The only other feedback I gave it mid-process was wrong (I said that the crash probably wasn't caused by cache trimming, it ran some additional tests to confirm that its hunch about cache trimming was right).

This was with the paid version of Claude Code (I don't think they offer a free version at all; that's a Codex thing). The $20 version is as smart as the $200 one, but once you work out it can do stuff like this you'll quickly burn the $20 token limit. :)

The other thing that helps is a CLAUDE.md file - authored of course by Claude itself. Mine's here: https://github.com/EspoTek/.claude/blob/master/CLAUDE.md A lot of it is probably domain-specific for the stuff I do, but the "Working with unfamiliar data or systems" section is bloody gold! Stopped the bullshit completely!


Not the person you were asking but IMHO it all reduces to computational complexity, e.g. biological evolution provided the computational efficiencies that ultimately produced conscious minds and beings, whereas it is not obvious what scale of silicon, power or energy, and input data is sufficient for that to happen artificially. But that means my view is it is a matter of it being possible in principle, merely unknown in practice. Also my view is that denying this amounts to violating the Church Turing thesis of computational equivalence ("human brains are not magic, super-Turing, etc."), and I think a lot of talking-past one another in these public disagreements amounts to one side not actually having taken modern CS theory fundamentals enough to be persuaded of these couple of premises.

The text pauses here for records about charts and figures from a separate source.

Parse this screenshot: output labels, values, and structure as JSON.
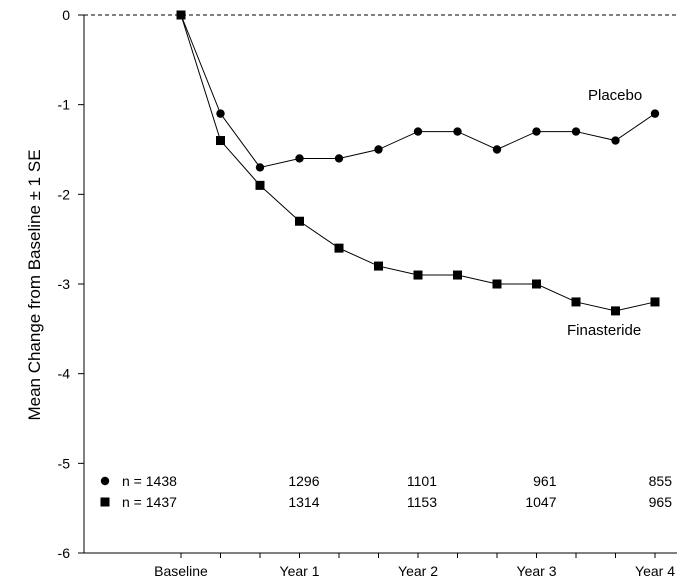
{
  "chart_data": {
    "type": "line",
    "title": "",
    "xlabel": "",
    "ylabel": "Mean Change from Baseline  ± 1 SE",
    "ylim": [
      -6,
      0
    ],
    "y_ticks": [
      "0",
      "-1",
      "-2",
      "-3",
      "-4",
      "-5",
      "-6"
    ],
    "y_tick_values": [
      0,
      -1,
      -2,
      -3,
      -4,
      -5,
      -6
    ],
    "x_tick_labels": [
      "Baseline",
      "Year 1",
      "Year 2",
      "Year 3",
      "Year 4"
    ],
    "x_tick_label_positions": [
      0,
      3,
      6,
      9,
      12
    ],
    "x": [
      0,
      1,
      2,
      3,
      4,
      5,
      6,
      7,
      8,
      9,
      10,
      11,
      12
    ],
    "reference_line": {
      "y": 0,
      "style": "dashed"
    },
    "grid": false,
    "series": [
      {
        "name": "Placebo",
        "marker": "circle",
        "values": [
          0,
          -1.1,
          -1.7,
          -1.6,
          -1.6,
          -1.5,
          -1.3,
          -1.3,
          -1.5,
          -1.3,
          -1.3,
          -1.4,
          -1.1
        ]
      },
      {
        "name": "Finasteride",
        "marker": "square",
        "values": [
          0,
          -1.4,
          -1.9,
          -2.3,
          -2.6,
          -2.8,
          -2.9,
          -2.9,
          -3.0,
          -3.0,
          -3.2,
          -3.3,
          -3.2
        ]
      }
    ],
    "n_counts": [
      {
        "marker": "circle",
        "first": "n = 1438",
        "values": [
          "1296",
          "1101",
          "961",
          "855"
        ]
      },
      {
        "marker": "square",
        "first": "n = 1437",
        "values": [
          "1314",
          "1153",
          "1047",
          "965"
        ]
      }
    ]
  }
}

That's my take on it too, roughly. I think if we get to trillion-parameter models and they don't exhibit what we'd call AGI, however you define it, then the current transformer based systems never will.

But calling them "unconscious" is a pretty high bar. Mice are conscious. The house sparrow pecking in my yard right now is conscious.


> You want evidence that LLMs are not conscious? Train them on stories where machines say they aren't - they will say they aren't.

That's called brainwashing, and unethical to do on potentially conscious minds... Point being, I don't think it works as the argument you want it o be.


...what do you think an LLM without its training is, exactly?

There's a provocative argument raised in the article that I disagree with:

1. DeepFakes, generative image/video/AlphaFold type AIs are not conscious

2. LLMs are generative AI trained on human text samples

3. LLMs are not conscious, and LLMs just seem-to-be conscious

I might argue instead that (2)-> destroys (1), that in fact we should consider even sensory generative AI are somewhat conscious. That is, Chiang's argument also flows in reverse. Or I might argue text samples (2) are so rich in conscious expression that the same process of training really does produce a conscious machine (through some kind of emergence and complexity.)

Either way his simplistic argument falls apart, and/but the crux of the piece falls on getting basics like this correct.